Scheenbeen
De fibula is een buisvormig, dun en lang bot van het onderbeen. Het bestaat uit een lichaam en twee epifysen, respectievelijk boven en onder. Het distale of onderste uiteinde van het bot is een belangrijk onderdeel van het enkelgewricht en wordt de laterale of externe enkel genoemd. De laterale malleolus is de externe botstabilisator van de enkel.
De structuur van de fibula
Het lichaam van het bot heeft een prismatische driehoekige vorm, naar achteren gebogen en rond de lengteas gedraaid. De fibula heeft drie oppervlakken: posterieur, lateraal en mediaal, die van elkaar zijn gescheiden door drie richels.

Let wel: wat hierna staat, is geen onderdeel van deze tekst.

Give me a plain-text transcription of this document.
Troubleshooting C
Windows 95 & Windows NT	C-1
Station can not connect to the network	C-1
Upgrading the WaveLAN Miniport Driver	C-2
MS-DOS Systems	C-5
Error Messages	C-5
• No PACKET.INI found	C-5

De voorste rand heeft de vorm van een scherpe rand en scheidt het laterale oppervlak van het mediale. De mediale top bevindt zich tussen de mediale en posterieure oppervlakken van het bot en de posterieure marge bevindt zich tussen de laterale en posterieure oppervlakken. Op het achterste oppervlak bevindt zich een voeropening die zich uitstrekt tot in een distaal gericht voerkanaal. Op het mediale oppervlak is de interossale marge te zien.
De superieure epifyse van de fibula vormt een kop, die via het gewrichtsoppervlak met het scheenbeen is verbonden. De bovenkant van het hoofd heeft een spitse vorm en wordt de bovenkant van het hoofd genoemd. Het hoofd wordt van het lichaam gescheiden met behulp van de hals van de fibula.
De onderste epifyse van het bot vormt de laterale malleolus. Het buitenoppervlak wordt goed door de huid gevoeld. Op het mediale oppervlak van de laterale malleolus bevindt zich het gewrichtsoppervlak, waardoor het bot is verbonden met het buitenste deel van de talus. Iets hoger op de fibula is een ruw oppervlak dat aansluit op de peroneale inkeping van het scheenbeen.
Op het achteroppervlak van de buitenste enkel zie je het spoor van de pees van de lange peroneale spier - de enkelgroef.
Soorten fibulafracturen
Breuken komen voor op verschillende niveaus van de fibula. Meestal breekt het bot in het gebied van de laterale enkel. Op zijn beurt treedt op verschillende niveaus een fractuur van de buitenste enkel van het onderbeen op. Typisch gaat een fibulafractuur gepaard met dislocatie of subluxatie van de voet, verkorting van het bot en breuk van de distale interossale syndesmose.
Er zijn schuine, verbrijzelde, transversale, spiraalvormige en fragmentarische fracturen van de fibula.
De belangrijkste symptomen van een breuk zijn:
- pijn bij het sonderen van de uitwendige enkel;
- oedeem;
- pijn met axiale belasting op het bot;
- pijn in de enkel bij het bewegen.
Behandeling van fracturen van de fibula
Het belangrijkste doel van conservatieve behandeling is het matchen en behouden van botfragmenten. De arts-traumatoloog voert herpositionering uit, met behulp waarvan de subluxatie van de voet en de verplaatsing van de fragmenten worden geëlimineerd. Als tijdens de herpositionering van de fractuur de herpositionering is gelukt en de conditie van de fragmenten bevredigend is, worden de voet en het onderbeen gefixeerd met een gipsverband of een speciale orthese.
Als de reductie geen bevredigende resultaten geeft en de verplaatsing van de fragmenten aanhoudt, wordt een operatieve behandeling van de fibula voorgeschreven, die uit verschillende fasen bestaat:
- open reductie van botfragmenten wordt uitgevoerd;
- subluxatie van de voet wordt geëlimineerd;
- botfragmenten worden gefixeerd met implantaten (pin, schroeven, plaat).
Foutje in de tekst gevonden? Selecteer het en druk op Ctrl + Enter.